Polly cleared her throat and said, "Did anyone wish to say any more about the classic detective story?"
"Is that what we were discussing?" Milo said with a disdainful look at Rupert. "You could have fooled me. Yes, one of us obviously has to speak up for the story that challenges the reader, and as usual, it's me. I put it to you that the Golden Age writers between the wars brought the art of mystification to perfection. Regardless of what some of you were saying just now, I could name a dozen novels of that time, and probably more, that for the brilliance of their plotting stand comparison with anything written in the last half century. You may talk about the intricacy of a le Carre novel or the punching power of your hard-boiled Americans, but for me and for many others the test is whether the writer has the courage to lay out a mystery-a fair puzzle with clues-and say to the reader, 'Solve this if you can'-and then pull off a series of surprises topped by a stunning revelation at the end."

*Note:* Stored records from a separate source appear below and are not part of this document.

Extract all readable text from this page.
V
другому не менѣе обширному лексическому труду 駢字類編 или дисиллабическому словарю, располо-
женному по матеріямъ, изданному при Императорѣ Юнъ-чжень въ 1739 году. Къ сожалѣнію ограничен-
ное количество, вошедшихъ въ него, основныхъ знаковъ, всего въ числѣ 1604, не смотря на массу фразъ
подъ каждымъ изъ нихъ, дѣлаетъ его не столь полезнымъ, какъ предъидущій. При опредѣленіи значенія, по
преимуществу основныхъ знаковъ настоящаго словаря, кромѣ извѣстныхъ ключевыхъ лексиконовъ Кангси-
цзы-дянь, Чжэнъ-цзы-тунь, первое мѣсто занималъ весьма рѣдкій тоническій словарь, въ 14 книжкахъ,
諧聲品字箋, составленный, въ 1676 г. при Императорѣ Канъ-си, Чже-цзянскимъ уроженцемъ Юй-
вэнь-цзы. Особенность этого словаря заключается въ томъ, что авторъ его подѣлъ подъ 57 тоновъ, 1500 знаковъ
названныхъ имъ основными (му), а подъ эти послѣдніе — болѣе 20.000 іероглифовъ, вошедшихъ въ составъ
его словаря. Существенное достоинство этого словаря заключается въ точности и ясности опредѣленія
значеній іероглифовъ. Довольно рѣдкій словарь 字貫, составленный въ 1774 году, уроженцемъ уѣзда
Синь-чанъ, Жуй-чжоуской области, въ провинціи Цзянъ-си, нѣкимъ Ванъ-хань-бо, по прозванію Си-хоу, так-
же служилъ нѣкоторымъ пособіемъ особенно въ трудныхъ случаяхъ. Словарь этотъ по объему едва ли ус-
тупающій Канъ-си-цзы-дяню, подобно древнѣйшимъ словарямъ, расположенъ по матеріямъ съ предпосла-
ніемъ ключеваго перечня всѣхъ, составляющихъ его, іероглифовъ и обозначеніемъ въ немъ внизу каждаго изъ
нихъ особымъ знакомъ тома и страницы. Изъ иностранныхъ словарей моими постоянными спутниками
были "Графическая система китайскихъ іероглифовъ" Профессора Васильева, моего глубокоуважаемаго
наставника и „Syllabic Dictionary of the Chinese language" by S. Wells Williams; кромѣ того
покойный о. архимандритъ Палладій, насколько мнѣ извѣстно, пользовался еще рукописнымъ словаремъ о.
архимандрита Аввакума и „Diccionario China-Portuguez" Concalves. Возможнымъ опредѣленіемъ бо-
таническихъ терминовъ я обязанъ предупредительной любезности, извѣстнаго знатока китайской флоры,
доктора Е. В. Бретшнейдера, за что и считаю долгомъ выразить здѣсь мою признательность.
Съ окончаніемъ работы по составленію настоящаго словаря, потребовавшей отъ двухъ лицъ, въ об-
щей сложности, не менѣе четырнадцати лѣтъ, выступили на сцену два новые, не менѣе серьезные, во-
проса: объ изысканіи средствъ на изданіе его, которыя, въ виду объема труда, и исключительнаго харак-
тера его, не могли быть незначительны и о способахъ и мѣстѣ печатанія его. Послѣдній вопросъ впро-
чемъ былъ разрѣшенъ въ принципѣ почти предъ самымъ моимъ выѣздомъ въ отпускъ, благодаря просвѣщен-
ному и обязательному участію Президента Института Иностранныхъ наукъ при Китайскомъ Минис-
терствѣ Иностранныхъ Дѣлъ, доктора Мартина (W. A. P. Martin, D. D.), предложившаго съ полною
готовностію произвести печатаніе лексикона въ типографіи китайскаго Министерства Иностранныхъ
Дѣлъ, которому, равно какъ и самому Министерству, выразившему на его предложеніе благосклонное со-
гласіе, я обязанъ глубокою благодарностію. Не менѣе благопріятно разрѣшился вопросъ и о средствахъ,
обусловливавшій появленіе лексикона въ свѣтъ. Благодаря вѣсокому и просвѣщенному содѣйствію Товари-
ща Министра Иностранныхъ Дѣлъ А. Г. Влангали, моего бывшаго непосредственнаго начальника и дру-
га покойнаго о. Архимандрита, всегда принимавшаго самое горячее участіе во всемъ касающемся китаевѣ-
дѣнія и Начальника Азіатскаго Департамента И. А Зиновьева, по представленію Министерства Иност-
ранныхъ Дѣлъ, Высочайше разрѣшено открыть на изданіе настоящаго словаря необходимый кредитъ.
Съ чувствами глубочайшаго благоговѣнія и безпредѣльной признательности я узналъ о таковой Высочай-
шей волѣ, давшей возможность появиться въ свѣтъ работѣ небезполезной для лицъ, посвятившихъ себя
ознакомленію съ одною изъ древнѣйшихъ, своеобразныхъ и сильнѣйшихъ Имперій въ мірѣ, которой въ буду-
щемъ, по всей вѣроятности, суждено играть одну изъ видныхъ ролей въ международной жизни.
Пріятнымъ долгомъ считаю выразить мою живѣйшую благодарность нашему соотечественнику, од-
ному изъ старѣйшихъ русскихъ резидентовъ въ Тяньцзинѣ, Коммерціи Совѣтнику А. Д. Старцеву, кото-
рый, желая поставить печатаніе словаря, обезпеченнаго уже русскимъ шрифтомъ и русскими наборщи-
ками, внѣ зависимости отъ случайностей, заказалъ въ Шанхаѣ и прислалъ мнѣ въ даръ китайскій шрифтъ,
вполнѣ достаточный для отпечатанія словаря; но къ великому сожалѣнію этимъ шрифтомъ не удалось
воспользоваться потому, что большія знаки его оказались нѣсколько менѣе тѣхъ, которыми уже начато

"But at the cost of many of the other merits one looks for in a decent novel," said Jessica with more restraint than Rupert.
"Such as…?"
"Character, pace, sharp dialogue, and, above all, credibility. The books you're talking about were excellent in their time, Milo, but they were never more than pleasant diversions."
"Pastimes," suggested Shirley-Ann, and got a nod from Jessica.
"That's a word you don't hear so much these days," said Polly abstractedly. "Pastimes. Nice word."
Milo was not to be overridden. "Of course, the most basic and fascinating form of detective puzzle is the locked room mystery."
Rupert groaned and slid down in his chair with his long legs extended.